Président de l’Université de la Grande Région (UniGR) depuis sa création en novembre 2015, Pierre Mutzenhardt orchestre la coopération de 6 universités émanant de quatre pays. Désormais regroupées dans une association de droit luxembourgeois, les universités de Kaiserslautern, de Luxembourg, de Liège, de Lorraine, de la Sarre et de Trèves se positionnent sur les Border Studies, qui proposent une approche pluridisciplinaire des espaces frontaliers.
A mi-parcours de votre présidence, quel bilan tirez-vous de la première année d’existence de l’UniGR ?
Nos structures sont en place. Nous avons recruté une directrice générale, Frédérique Seidel, et constitué une équipe de trois personnes basée à la Villa Europa de Sarrebruck. Nous avons établi une feuille de route basée sur nos compétences respectives, mais aussi, sur ce que nous pourrions faire de plus que si nous n’étions pas ensemble. Notre valeur ajoutée spécifique réside dans les border studies. Nous avons de grandes universités dans tous les domaines, et notamment ceux des matériaux et de la biomédecine. Mais c’est sur la spécificité transfrontalière que nous nous différencions. Nous sommes implantés sur quatre pays présentant des modes de fonctionnement différents : cela nous donne toute légitimité pour ce type d’expertise.
Quels thèmes les Border Studies pourront-elles aborder ?
Le besoin d’expertise concerne le domaine des humanités – histoire, géographie, sociologie – mais aussi des sujets d’actualité comme les migrations dans les zones frontalières, la comparaison des dispositifs politiques et réglementaires ou la continuité de la biodiversité dans un même bassin versant. Nos travaux ne doivent pas servir qu’à nous, Même si nos objets de recherche seront purement territoriaux, nous développons des méthodologies d’étude qui peuvent être transposées dans le monde entier. Nous nous intéressons à des entreprises régionales telles la Smart ou BASF. Notre expertise s’étend à la communication, à la logistique, aux services ou aux aspects juridiques. Notre ambition est au moins européenne : tout endroit où se trouvent deux frontières est potentiellement concerné par nos recherches.

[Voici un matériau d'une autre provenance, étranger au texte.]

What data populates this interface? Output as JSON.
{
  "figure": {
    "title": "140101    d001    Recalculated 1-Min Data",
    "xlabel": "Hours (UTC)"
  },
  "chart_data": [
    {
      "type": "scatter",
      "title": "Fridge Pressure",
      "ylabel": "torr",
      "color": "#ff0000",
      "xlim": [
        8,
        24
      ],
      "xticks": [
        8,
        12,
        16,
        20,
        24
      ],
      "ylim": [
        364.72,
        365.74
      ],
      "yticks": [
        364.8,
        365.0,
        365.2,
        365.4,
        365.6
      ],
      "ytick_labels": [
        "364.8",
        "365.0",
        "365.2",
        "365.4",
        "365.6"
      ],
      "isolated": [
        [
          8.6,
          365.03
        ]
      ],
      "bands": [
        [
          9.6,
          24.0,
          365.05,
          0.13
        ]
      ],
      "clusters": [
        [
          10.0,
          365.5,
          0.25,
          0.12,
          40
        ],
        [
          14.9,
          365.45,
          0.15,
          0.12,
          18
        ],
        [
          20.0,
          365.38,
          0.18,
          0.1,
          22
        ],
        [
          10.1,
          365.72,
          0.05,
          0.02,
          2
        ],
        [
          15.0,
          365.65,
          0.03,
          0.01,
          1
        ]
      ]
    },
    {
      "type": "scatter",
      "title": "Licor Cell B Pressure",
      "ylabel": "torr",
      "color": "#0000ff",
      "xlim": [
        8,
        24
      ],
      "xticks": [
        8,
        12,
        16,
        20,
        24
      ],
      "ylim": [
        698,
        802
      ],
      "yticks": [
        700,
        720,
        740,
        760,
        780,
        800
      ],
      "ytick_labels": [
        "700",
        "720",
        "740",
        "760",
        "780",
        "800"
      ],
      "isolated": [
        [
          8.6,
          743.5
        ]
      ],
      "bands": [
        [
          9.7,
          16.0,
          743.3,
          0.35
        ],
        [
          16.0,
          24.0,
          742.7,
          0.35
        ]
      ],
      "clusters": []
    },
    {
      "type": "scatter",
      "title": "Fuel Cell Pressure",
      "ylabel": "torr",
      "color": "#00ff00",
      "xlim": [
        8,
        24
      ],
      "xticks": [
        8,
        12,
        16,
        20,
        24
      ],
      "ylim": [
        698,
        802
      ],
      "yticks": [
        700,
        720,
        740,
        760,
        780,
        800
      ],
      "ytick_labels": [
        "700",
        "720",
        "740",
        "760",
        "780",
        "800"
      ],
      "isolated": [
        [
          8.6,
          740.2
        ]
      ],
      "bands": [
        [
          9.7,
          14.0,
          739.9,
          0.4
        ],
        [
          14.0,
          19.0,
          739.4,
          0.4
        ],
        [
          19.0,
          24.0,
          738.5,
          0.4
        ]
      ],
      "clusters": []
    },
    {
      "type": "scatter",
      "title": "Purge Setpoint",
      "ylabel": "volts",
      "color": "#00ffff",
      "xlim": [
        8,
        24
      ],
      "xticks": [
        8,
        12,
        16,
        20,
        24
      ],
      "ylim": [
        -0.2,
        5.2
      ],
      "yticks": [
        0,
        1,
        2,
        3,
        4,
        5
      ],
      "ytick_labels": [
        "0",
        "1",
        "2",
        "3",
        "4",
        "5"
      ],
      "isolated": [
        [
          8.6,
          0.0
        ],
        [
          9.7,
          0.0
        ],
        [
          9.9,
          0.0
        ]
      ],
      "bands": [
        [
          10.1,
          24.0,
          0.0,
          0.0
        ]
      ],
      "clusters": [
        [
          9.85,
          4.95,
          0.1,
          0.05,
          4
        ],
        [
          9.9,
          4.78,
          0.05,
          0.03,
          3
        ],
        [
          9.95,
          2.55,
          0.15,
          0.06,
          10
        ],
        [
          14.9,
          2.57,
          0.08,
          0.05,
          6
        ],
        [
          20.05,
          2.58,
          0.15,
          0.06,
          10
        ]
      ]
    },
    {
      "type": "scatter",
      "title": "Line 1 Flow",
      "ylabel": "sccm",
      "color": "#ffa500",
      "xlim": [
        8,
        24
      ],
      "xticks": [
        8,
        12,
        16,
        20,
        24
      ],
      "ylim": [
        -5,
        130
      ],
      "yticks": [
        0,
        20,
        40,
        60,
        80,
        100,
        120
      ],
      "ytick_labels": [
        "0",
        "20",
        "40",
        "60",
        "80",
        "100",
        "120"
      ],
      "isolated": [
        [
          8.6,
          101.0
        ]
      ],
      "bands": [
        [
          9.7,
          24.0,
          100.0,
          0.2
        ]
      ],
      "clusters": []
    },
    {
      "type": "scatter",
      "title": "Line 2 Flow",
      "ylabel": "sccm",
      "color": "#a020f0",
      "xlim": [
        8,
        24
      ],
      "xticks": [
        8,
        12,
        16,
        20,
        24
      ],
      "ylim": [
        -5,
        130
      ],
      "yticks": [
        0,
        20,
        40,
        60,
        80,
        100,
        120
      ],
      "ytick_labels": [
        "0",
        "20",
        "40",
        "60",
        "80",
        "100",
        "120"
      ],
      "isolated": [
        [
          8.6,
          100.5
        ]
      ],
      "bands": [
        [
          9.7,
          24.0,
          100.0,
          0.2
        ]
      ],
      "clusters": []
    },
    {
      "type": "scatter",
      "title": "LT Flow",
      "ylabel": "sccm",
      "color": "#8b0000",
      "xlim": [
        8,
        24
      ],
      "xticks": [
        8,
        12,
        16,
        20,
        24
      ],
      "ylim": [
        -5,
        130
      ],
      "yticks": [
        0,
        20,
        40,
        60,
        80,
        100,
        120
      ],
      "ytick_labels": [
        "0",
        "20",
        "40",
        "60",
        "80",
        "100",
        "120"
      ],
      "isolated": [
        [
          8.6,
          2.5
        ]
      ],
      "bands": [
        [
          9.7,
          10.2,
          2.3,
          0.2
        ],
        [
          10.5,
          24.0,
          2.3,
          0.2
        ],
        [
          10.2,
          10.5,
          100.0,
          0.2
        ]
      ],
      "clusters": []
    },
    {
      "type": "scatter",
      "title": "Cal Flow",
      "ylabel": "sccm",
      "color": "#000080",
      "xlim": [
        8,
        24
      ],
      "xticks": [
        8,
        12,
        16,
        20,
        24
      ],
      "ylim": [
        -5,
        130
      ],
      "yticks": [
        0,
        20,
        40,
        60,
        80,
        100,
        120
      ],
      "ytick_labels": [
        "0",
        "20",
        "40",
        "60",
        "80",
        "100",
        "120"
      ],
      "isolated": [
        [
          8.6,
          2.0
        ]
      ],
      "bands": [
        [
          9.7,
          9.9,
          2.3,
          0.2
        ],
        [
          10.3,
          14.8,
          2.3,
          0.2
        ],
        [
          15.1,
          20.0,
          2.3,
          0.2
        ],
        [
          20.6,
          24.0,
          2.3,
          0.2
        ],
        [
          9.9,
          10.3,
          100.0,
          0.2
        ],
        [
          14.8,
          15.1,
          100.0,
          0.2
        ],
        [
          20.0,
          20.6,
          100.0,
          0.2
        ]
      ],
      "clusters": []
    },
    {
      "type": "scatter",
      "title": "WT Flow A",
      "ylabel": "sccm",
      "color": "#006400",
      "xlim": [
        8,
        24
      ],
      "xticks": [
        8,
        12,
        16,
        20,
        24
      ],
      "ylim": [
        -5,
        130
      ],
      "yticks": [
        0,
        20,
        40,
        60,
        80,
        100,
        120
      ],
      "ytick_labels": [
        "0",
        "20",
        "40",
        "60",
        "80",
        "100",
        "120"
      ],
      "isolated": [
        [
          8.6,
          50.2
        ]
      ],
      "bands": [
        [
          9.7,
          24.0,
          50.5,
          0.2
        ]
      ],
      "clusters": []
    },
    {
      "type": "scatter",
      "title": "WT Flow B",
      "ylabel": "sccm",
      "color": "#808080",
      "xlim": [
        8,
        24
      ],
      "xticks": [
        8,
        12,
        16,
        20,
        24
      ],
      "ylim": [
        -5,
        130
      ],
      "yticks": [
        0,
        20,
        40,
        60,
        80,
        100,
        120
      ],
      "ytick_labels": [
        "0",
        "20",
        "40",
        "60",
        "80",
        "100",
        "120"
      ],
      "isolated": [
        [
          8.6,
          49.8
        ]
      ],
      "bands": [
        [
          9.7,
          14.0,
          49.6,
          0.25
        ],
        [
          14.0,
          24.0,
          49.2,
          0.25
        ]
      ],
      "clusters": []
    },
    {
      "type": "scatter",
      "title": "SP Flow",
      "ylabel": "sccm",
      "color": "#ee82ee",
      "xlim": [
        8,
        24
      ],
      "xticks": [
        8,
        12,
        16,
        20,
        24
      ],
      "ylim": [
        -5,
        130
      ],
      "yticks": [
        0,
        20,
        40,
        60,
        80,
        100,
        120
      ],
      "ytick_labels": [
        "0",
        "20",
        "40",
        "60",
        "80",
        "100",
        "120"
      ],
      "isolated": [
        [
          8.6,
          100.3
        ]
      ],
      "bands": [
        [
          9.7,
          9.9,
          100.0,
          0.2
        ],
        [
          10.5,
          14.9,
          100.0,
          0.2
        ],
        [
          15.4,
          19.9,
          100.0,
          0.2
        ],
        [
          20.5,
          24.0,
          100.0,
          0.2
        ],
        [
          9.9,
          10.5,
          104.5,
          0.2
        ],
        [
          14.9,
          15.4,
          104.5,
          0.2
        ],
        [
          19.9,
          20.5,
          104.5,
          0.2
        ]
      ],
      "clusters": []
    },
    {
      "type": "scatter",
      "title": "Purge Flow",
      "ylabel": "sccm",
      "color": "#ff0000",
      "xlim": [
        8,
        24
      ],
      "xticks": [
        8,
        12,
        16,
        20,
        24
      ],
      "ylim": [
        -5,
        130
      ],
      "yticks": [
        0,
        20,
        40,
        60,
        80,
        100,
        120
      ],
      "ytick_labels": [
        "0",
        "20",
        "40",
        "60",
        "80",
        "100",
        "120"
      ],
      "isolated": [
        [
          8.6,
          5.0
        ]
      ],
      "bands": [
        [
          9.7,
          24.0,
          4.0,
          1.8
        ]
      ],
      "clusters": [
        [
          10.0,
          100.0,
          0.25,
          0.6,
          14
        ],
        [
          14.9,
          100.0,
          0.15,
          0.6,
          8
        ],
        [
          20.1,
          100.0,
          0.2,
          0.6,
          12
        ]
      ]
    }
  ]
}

Quelle relations entretenez-vous avec le groupement européen de coopération Eucor basé à Strasbourg, qui regroupe depuis décembre 2015 cinq universités françaises, allemandes et suisses ?
Nous n’envisageons pas de concurrence, mais plutôt une complémentarité dans deux bassins distincts du Grand Est. Nous verrons si les Border Studies peuvent se développer tout au long de la frontière. Mais la recherche de rapprochements à tout prix ne nous paraît pas opportune. Elle aboutirait à créer un très grand réseau beaucoup plus compliqué et risquerait de faire perdre à l’UniGr la dynamique née de six ans d’actions communes. Nous avons une longueur d’avance, car l’UniGR est issue d’un programme Interreg que la création de l’association est venue pérenniser. Eucor constitue un réseau exceptionnel qui se situe dans le top 100 mondial de la recherche. Il s’appuie sur un programme Interreg V Rhin supérieur engagé mi-2016. La structure choisie – le GECt – est assez lourde, mais nous l’envisagerons peut-être à terme.
Quelles améliorations l’UNI-GR peut-elle apporter au quotidien à ses 123 000 étudiants ?
Des formations d’excellence dans un environnement multiculturel. L’UniGR est spécialiste des formations trilingues et propose depuis longtemps des cursus bi-diplômants quelquefois tri diplômants. Nous allons communiquer dans les lycées pour que des jeunes brillants sachent qu’ils peuvent trouver dans l’espace transfrontalier des formations de haut niveau. Les cursus prévoient des stages de six mois à un an sur deux ou trois pays. Il ne suffit pas d’être trilingue : le fait d’avoir vécu dans plusieurs pays crée des liens et constitue un atout fantastique en termes d’employabilité. Les étudiants sont très conscients de cette plus-value et se montrent demandeurs de cet apprentissage.